“Wait Until Dark” (1967, Warner Archives Collection) In Terence Young’s film version of the stage drama chestnut by Frederick Knott, Audrey Hepburn is the blind woman who, unbeknownst to her, has a doll stuffed with stolen heroin that belongs to malevolent beatnik Alan Arkin. Richard Crenna and Jack Weston are a pair of hapless crooks blackmailed by Arkin into retrieving the goods by using her impairment against her and impersonating an Army friend of Hepburn’s husband (Efrem Zimbalist, Jr.) and a nosy cop. A taut thriller that overcomes the implausibility of its plot mechanics through terrific performances and a gotcha ending that still rattles nerves; Hepburn and Arkin demand the most attention as absolute opposite sides of the moral fence, but Crenna carries more than his share of the film with a decidedly non-showy role, an average-seeming guy whose former-football-hero exterior belies a complexity and latent desire to do right, even if he happens to be on the wrong side of the law. Crenna (1926-2003), a Los Angeles native who went to school at Belmont High before attending UCLA, had been acting on radio and later television for three decades prior to appearing in “Wait Until Dark.”

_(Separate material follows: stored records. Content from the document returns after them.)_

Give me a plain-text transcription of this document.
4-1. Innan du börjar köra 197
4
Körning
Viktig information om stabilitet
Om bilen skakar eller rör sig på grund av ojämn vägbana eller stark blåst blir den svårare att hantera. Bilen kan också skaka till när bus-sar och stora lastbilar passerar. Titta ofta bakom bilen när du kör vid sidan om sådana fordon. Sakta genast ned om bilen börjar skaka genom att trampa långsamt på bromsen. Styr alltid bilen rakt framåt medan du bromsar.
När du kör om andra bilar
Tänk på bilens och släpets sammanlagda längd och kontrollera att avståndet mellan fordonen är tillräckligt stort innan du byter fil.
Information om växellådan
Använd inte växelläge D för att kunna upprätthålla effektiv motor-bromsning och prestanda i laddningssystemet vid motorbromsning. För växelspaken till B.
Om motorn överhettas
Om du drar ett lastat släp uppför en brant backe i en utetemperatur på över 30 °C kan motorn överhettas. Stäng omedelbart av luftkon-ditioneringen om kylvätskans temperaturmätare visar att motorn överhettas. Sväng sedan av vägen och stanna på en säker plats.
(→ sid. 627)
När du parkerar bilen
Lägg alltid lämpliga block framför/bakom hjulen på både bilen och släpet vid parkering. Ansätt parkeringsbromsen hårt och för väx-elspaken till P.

He initially specialized in goofball kids, like the helium-voiced high schooler Walter Denton on “Our Miss Brooks,” or straight arrow young guys like Luke McCoy on “The Real McCoys” before an Emmy-nominated turn as a progressive senator on the short-lived “Slattery’s People” ushered Crenna into grown-up roles. It would be another decade-plus before Crenna would hit paydirt with these sort of characters, like Kathleen Turner’s ill-fated husband in “Body Heat” or the card champ in “The Flamingo Kid” (though TV would give him some of his best parts, such as his Emmy-winning performance in “The Rape of Richard Beck,” Vincent Bugliosi in “And the Sea Will Tell,” and as H. Ross Perot in “On Wings of Eagles”). But you can see in “Wait Until Dark” how Crenna was ideally cast as quietly upstanding or tragic men: as he lies over and over to Hepburn, consoling her, assuring her that everything will be all right, his eyes carry the weight of all the regrets and poor decisions that have brought him to this crime and this beautiful woman who, in another life, could have been his. As it stands, Crenna’s Mike Talman gets a second or two of redemption before the whole house of cards crashes down on him; for him, that fleeting moment was probably the worst part of the whole deal. Warner’s Blu-ray includes a brief interview with Arkin and Mel Ferrer, who was married to Hepburn and produced the picture for her, as well as the original trailer, and a teaser spot that warns audiences about the film’s big gimmick: during the final face-off between Hepburn and Arkin, theaters showing the film would dim their lights to the legal limit and then turn them off, one by one, until the audience was left in total darkness.
“The Man Called Noon” (1973, Kino Lorber) Though a likable and dependable actor, Richard Crenna was mostly afforded leading man status in made-for-TV features like “Fire in the Sky,” a Steven Bochco-penned remake of “Double Indemnity,” and a series of cop thrillers with Crenna as detective Frank Janek. On occasion, he also earned top billing on several features, including the crime caper “Midas Run” (1969), with Fred Astaire, and the offbeat haunted house picture “The Evil” (1978). Between those projects, he also starred in this British-Spanish-Italian Western, based on a Louis L’Amour novel and directed by the eclectic Peter Collinson (“The Italian Job,” 1969). Crenna’s inherent world-weariness does much to enhance his character, which begins the film as a literal blank – a nameless figure who loses his memory after a failed assassination attempt. The path back to his identity is aided by outlaw Stephen Boyd (nicely underplaying for a change, but stuck with an baffling accent) and rancher Rosanna Schiffiano; through them, he learns that he is not only the notorious gunfighter Jubal Noon, but in possession of a gold mine coveted by a double-dealing judge (Farley Granger) and a vengeful widow (Paty Sheppard). Producer Euan Lloyd and actor-turned-writer Scot Finch, who previously collaborated on a slew of unremarkable Western and action films (including another L’Amour adaptation, “Shalako,” with Boyd and Sean Connery), don’t push the material beyond the boundaries of traditional Western fare, leaving Crenna to handle the gravitas and Collinson to retain viewers through visual flair and some tough action setpieces. Eurowestern fans may find “Noon” fairly staid, though there is a host of familiar “bad hombres” (to quote POTUS 45) dotted throughout the supporting cast, including Aldo Sambrell, Angel de Pozo, Julian Ugarte, Fernando Hilbeck and Howard Ross (Renato Rossini), most of whom end up on the wrong end of Crenna’s guns. Kino Lorber’s Blu-ray includes trailers for other Italian-made (and inspired) Westerns, from their library, including “Navajo Joe” (which highlights its great Ennio Morricone score) and the U.S. production “Barquero.”